As the two sat next to each other like this, the boy’s nerves slowly ebbed away from the event at hand, and he looked forward to the baptism. It was then that the girl said something unforgettable, and the boy clammed up at the sound of it. While talking about the baptism and about faith, the girl asked in the simplest way possible, “aren’t you excited?” and the boy thought long and hard about this, but he could not bring himself to respond. Rather, he just nodded his head with closed lips. Smiling, the girl replied, “me too.” As they sat like this for a few moments, the boy could not bring himself to look at her. He would glance up at her and then look at his shoes or at the clock in a far corner of the room. When the doors finally opened, and when the man and the woman reentered the room, the girl was still smiling and the boy was still looking at his feet. The man and the woman gave a white gown to both of the children, and escorted them to the choir changing rooms, behind the sanctuary stage.

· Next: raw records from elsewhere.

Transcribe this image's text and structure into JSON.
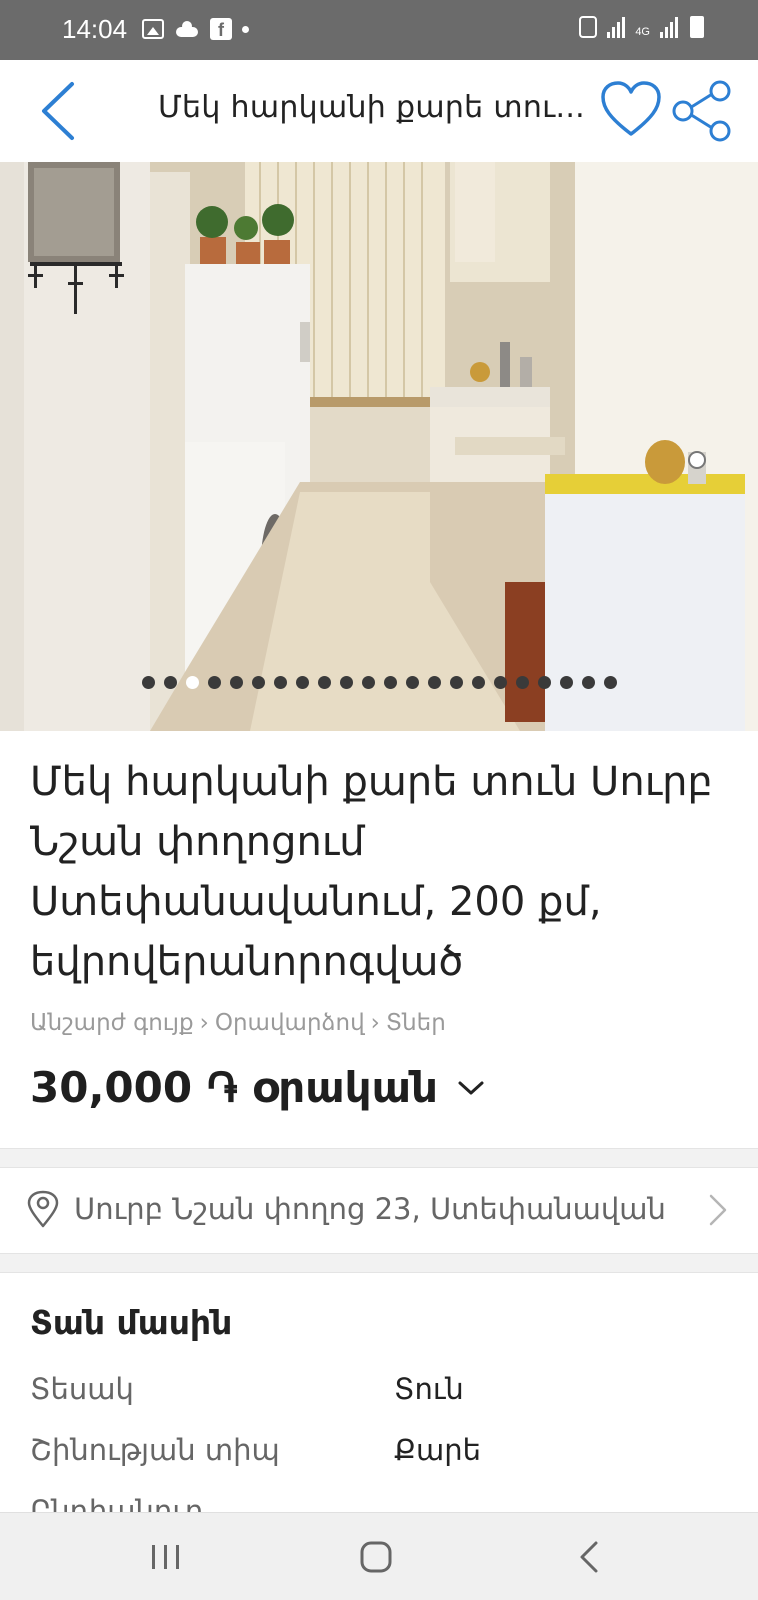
{
  "status_bar": {
    "time": "14:04",
    "left_icons": [
      "image-icon",
      "weather-icon",
      "facebook-icon",
      "dot-icon"
    ],
    "right_icons": [
      "recycle-icon",
      "signal-icon",
      "4g-icon",
      "signal-icon",
      "battery-icon"
    ],
    "network_label": "4G"
  },
  "header": {
    "title": "Մեկ հարկանի քարե տու...",
    "back_icon": "chevron-left-icon",
    "favorite_icon": "heart-icon",
    "share_icon": "share-icon"
  },
  "gallery": {
    "photo_count": 22,
    "active_index": 2
  },
  "listing": {
    "title": "Մեկ հարկանի քարե տուն Սուրբ Նշան փողոցում Ստեփանավանում, 200 քմ, եվրովերանորոգված",
    "breadcrumb": [
      "Անշարժ գույք",
      "›",
      "Օրավարձով",
      "›",
      "Տներ"
    ],
    "price": "30,000 ֏ օրական"
  },
  "location": {
    "address": "Սուրբ Նշան փողոց 23, Ստեփանավան"
  },
  "about": {
    "heading": "Տան մասին",
    "rows": [
      {
        "key": "Տեսակ",
        "value": "Տուն"
      },
      {
        "key": "Շինության տիպ",
        "value": "Քարե"
      },
      {
        "key": "Ընդհանուր",
        "value": ""
      }
    ]
  },
  "colors": {
    "accent": "#2d7fd3",
    "status_bar": "#6b6b6b",
    "nav_bar": "#f0f0f0"
  }
}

As the boy stood alone in the changing room of the old Baptist church, he thought long and hard about what happened that afternoon. It was akin to recapping a dream while living in a dream. He couldn’t tell which way was up, he cried a little over his confusion, and he left the room in a daze.
Outside of the changing room, the man greeted the boy and led him up to the baptismal steps, behind a walled off part of the stage. The man took the boy’s gear, and brought it back to the choir room, as the boy stood with empty hands, on the steps of the baptismal. He stood alone for several minutes, thinking about the day and going over the girl’s words.
The daze lifted quite suddenly, as he felt the hairs on his back stand up and as he felt a warm body stand next to his. The boy looked over and saw the girl standing in a white gown. She looked back at him and smiled. Even here, looking eye to eye, the girl’s soul was brighter and more beautiful than the white gowns they both wore.
The service began minutes later, and the man reappeared on the stairs opposite the children. He stepped down into the baptismal and invited both the boy and the girl into the water beside him. As the children stepped down into the water, the boy looked out to the stage and saw the woman who prayed over them, standing amongst the crowd. Even here, the girl’s soul burned brighter than the stage lights.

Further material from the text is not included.